3Le récit commence en fixant sa propre situation : c’est dans la dialectique du silence et du cri, instaurée dès le xviie siècle, que surgit la volonté de montrer comment est instituée « l’humanité comme telle, socialité dotée d’images » (p. 17, « Du silence au cri, genèse de l’image »). L’effroi de Pascal devant le « silence éternel » des « espaces infinis » est associé aux natures mortes de Morandi et à la peinture religieuse de Holbein et de Zurbarán. Le deuxième moment est celui de la « révélation » et de la « prise en charge de la subjectivité humaine par l’invention picturale » (p. 33, « La condamnation et la charité des corps »). La description du retable composé par Caravage, à Naples, pour le Pio Monte della Misericordia, laisse affleurer une pensée immanente de la peinture, où la charité chrétienne ne diffère guère de la piété païenne. Le troisième chapitre, « Critique de la peinture sacrificielle », se penche sur un moment « baudelairien » (p. 49), l’acte même de peindre. La révélation d’un nouveau portrait du petit Alexandre, qui se suicida dans l’atelier de Manet, jette quelques lumières sur un poème en prose de Baudelaire, « La Corde », exposant, selon Jérôme Thélot, les « leurres » et les « violences de l’image » (p. 66). La suite de l’itinéraire utopique interpelle les peintres sous la forme allégorique d’Irène, la « paix » (p. 71), puis, d’une foulée poétisante, conduit à un lieu de régénération : « Parousie d’un monde aussi gracieuse qu’une pluie d’été. Déploiement inespéré d’un immense horizon. Vita nuova » (p. 90).
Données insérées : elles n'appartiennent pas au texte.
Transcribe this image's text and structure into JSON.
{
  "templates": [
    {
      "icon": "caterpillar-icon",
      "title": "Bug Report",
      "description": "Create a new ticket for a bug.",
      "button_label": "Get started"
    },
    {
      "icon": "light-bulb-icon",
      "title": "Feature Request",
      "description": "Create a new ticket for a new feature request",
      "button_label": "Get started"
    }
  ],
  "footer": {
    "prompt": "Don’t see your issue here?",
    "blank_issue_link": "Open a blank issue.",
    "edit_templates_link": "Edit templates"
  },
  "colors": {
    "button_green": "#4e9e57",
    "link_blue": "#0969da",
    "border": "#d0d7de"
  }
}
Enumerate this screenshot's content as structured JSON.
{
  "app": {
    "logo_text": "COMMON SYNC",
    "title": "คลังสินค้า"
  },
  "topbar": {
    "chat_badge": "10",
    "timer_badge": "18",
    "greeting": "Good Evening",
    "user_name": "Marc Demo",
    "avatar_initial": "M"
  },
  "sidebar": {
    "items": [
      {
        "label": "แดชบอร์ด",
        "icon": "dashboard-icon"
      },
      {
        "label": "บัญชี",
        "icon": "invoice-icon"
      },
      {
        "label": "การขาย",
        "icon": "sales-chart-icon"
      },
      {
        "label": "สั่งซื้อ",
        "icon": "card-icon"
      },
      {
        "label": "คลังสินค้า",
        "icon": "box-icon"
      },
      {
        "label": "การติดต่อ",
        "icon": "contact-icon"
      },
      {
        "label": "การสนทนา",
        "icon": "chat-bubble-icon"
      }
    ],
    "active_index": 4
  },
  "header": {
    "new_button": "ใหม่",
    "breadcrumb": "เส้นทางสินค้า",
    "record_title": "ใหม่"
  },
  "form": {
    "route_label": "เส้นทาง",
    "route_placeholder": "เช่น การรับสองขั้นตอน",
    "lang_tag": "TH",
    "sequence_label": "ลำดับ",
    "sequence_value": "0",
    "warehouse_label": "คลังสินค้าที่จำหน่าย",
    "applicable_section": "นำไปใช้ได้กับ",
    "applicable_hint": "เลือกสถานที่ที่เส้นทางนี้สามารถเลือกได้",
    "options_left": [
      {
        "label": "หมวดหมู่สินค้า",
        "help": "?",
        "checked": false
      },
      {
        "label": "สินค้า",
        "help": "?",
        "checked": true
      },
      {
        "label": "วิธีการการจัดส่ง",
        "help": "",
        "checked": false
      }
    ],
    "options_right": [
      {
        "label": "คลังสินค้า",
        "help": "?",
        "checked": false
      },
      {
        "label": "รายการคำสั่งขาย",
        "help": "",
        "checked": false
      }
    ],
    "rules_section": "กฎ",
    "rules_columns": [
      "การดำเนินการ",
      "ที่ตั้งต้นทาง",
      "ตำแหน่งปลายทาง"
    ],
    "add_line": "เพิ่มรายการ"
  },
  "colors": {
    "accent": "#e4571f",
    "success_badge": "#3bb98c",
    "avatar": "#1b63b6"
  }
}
Les pages traversent alors quelques paysages, écrits et peints, de Poussin, Turner ou Bram van Velde, comme des cris renouvelés et des utopies recommencées. « Le pari de la gaieté », cinquième station de l’époque de la peinture, investit la politique assumée par Jérôme Thélot : la gaieté des œuvres de Frans Hals et de Ribera laisse entrevoir l’« affect fondamental par lequel l’invention picturale sera l’institutrice du monde d’après » (p. 111).
4Nous parvenons enfin, guidés par la charmante fabulation du mythe, à son dernier moment, qui est un temps d’ouvertures et de possibles réinventions : « Il y aura une fois Irène enfant » (p. 130), nous dit encore Jérôme Thélot, en inscrivant dans le commencement la souvenance de l’avenir, « [p]uis il y aura une fois Irène adulte » (p. 133), et enfin son « oubli » (p. 136). Sa disparition, nous rassure-t-il immédiatement, sera comblée par la naissance de la lumière, où la « vie réelle » prendra le relais d’une « vie représentée » (p. 136). Nous nous arrêtons alors sur la dernière image du livre, celle reproduisant Sun in an Empty Room de Hopper, qui avait déclaré, à propos de son tableau : « I am after me ». Le parcours que Jérôme Thélot nous offre, parsemé de suggestives réflexions poétiques et artistiques, mène à abandonner les fantasmes déceptifs du réel et à habiter, expérience après expérience, le royaume de l’utopie, un « monde à venir ».